Steve Jobs will be remembered for many things, including his creative genius, his cutting-edge innovations, and his numerous contributions to the technological world, but will he also be remembered for his Christian faith?
Flowers in memory of Apple co-founder Steve Jobs are seen outside an Apple Store in Central Sydney October 6, 2011.
Undoubtedly not. Many knew Jobs to be a Buddhist. Nevertheless, pastors, Christian leaders, and theologians are all celebrating Jobs for his critical role in advancing Christ’s cause and the Great Commission.
Dr. Michael A. Milton, chancellor-elect of Reformed Theological Seminary, in a statement released on Thursday, linked the Apple co-founder oddly with The Great Commission.
“We at RTS remember that [Jobs’] contributions and the contributions of his company, Apple Computer, became critical collaborators in seeking to fulfill the Great Commission of Jesus Christ.”
“That sounds like an odd alliance, doesn’t it,” Milton confessed.

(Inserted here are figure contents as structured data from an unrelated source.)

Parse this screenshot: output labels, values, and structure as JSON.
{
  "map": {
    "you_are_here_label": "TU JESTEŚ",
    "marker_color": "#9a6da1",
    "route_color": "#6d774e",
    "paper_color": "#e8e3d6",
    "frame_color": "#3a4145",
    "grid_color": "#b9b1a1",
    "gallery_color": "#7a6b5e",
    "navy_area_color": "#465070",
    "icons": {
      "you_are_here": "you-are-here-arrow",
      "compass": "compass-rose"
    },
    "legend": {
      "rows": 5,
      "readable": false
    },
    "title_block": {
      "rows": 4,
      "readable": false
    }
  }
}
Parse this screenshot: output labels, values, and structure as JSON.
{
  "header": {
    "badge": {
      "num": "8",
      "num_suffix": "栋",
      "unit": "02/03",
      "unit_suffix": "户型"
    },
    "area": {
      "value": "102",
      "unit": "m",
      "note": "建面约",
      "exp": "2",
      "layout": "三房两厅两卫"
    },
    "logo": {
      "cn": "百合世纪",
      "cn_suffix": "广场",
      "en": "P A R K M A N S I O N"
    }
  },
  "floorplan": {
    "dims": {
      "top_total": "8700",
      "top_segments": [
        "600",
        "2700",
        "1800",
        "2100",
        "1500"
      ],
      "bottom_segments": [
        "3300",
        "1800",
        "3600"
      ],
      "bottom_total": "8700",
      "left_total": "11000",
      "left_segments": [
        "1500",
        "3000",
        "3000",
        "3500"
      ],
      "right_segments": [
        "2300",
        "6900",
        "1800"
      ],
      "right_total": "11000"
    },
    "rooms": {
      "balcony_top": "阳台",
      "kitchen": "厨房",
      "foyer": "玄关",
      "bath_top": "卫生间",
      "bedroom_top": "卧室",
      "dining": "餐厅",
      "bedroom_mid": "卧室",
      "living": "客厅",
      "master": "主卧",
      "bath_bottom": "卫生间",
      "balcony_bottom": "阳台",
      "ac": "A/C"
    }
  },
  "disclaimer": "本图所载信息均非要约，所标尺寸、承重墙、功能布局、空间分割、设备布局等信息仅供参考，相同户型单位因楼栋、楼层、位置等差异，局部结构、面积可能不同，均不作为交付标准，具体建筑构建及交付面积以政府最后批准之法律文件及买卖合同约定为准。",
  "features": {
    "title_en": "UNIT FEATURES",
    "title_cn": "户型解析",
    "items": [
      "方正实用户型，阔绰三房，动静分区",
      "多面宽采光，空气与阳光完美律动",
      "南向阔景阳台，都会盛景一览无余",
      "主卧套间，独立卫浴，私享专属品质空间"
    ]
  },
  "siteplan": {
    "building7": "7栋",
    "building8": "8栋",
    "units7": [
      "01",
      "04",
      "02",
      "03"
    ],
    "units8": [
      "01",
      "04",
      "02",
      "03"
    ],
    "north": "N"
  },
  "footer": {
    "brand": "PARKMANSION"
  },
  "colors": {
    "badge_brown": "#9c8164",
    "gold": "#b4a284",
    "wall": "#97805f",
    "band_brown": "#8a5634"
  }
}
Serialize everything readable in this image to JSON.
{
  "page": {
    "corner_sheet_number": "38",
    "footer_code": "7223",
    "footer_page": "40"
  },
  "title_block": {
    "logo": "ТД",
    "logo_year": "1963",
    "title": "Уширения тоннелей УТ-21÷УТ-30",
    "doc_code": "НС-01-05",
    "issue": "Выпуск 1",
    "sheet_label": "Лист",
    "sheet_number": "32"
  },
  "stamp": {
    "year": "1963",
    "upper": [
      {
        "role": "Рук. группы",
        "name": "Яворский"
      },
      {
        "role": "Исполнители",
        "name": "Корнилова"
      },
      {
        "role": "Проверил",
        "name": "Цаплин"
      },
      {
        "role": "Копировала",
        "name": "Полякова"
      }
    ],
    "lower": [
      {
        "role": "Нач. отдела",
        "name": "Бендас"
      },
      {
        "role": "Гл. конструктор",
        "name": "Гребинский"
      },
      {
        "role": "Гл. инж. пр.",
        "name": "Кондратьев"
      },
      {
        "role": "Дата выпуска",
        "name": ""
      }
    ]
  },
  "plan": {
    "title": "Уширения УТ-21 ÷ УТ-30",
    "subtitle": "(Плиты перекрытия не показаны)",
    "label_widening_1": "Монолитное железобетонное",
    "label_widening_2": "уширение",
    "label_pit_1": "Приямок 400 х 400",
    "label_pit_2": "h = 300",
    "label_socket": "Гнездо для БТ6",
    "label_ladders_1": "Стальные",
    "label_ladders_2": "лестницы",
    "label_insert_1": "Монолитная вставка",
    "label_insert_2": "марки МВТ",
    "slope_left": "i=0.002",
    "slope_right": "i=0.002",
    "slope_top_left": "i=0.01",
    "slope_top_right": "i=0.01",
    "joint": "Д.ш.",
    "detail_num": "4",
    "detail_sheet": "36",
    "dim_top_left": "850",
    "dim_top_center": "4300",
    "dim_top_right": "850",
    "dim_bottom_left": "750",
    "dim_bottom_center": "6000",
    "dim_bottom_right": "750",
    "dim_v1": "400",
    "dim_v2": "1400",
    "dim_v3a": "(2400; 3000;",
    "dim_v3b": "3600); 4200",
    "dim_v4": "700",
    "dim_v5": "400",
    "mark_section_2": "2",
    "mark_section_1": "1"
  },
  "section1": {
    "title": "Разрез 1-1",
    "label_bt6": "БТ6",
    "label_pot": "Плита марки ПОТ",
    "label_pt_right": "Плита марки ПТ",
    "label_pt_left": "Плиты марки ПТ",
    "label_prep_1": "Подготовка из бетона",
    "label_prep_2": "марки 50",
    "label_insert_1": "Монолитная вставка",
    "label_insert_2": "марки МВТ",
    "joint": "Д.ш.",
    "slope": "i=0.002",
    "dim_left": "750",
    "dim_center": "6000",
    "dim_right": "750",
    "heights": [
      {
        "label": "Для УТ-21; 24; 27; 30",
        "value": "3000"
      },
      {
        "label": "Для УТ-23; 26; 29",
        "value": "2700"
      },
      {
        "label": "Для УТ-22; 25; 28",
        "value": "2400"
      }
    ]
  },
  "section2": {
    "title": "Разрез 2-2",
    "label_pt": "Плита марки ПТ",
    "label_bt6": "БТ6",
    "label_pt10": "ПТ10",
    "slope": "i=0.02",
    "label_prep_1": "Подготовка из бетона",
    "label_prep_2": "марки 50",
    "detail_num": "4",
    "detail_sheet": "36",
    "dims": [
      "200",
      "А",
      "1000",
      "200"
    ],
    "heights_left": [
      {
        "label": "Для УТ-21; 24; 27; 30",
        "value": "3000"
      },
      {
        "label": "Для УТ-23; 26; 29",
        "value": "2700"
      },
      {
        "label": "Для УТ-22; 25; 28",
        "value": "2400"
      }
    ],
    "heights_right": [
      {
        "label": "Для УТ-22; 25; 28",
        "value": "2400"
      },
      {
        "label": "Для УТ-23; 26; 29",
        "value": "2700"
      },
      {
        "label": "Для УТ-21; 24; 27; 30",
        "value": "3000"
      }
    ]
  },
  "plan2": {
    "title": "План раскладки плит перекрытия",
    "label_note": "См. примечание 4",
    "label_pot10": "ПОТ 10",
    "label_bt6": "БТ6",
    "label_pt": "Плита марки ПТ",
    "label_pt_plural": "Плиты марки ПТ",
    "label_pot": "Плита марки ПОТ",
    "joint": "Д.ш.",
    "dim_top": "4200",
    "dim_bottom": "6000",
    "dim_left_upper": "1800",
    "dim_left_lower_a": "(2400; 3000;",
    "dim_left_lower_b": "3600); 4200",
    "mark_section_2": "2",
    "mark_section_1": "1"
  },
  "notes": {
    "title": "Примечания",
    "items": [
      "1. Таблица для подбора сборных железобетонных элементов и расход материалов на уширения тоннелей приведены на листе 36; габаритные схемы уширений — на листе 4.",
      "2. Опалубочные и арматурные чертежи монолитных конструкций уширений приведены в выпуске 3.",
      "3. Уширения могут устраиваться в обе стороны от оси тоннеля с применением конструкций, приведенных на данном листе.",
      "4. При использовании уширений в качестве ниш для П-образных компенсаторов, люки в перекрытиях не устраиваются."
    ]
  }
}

“But this is the God who raised an Empire, the Roman Empire, that linked far-flung cities and territories with efficient governance, ‘super highways’ of their day, and allowed St. Paul and an innumerable host of disciples of Jesus Christ to get on that ramp, and transport Christ’s message of hope and freedom to the ends of the world.”
“I will remember the legacy of Steve Jobs in a way that he might not have thought of, as the founder of an empire that linked the world in order to bring Christ to those who have never heard.”
Passing no judgments, the chancellor commended Jobs and his family “to a God whose grace and love is greater and wider than we could ever imagine.”
“In God’s common grace, He used this man’s innovation and creativity to build a new Roman Road to the world – a pathway through the extremities of a world still held in the tyranny of despots and dictators, poverty and radical religious fetters,” Milton added.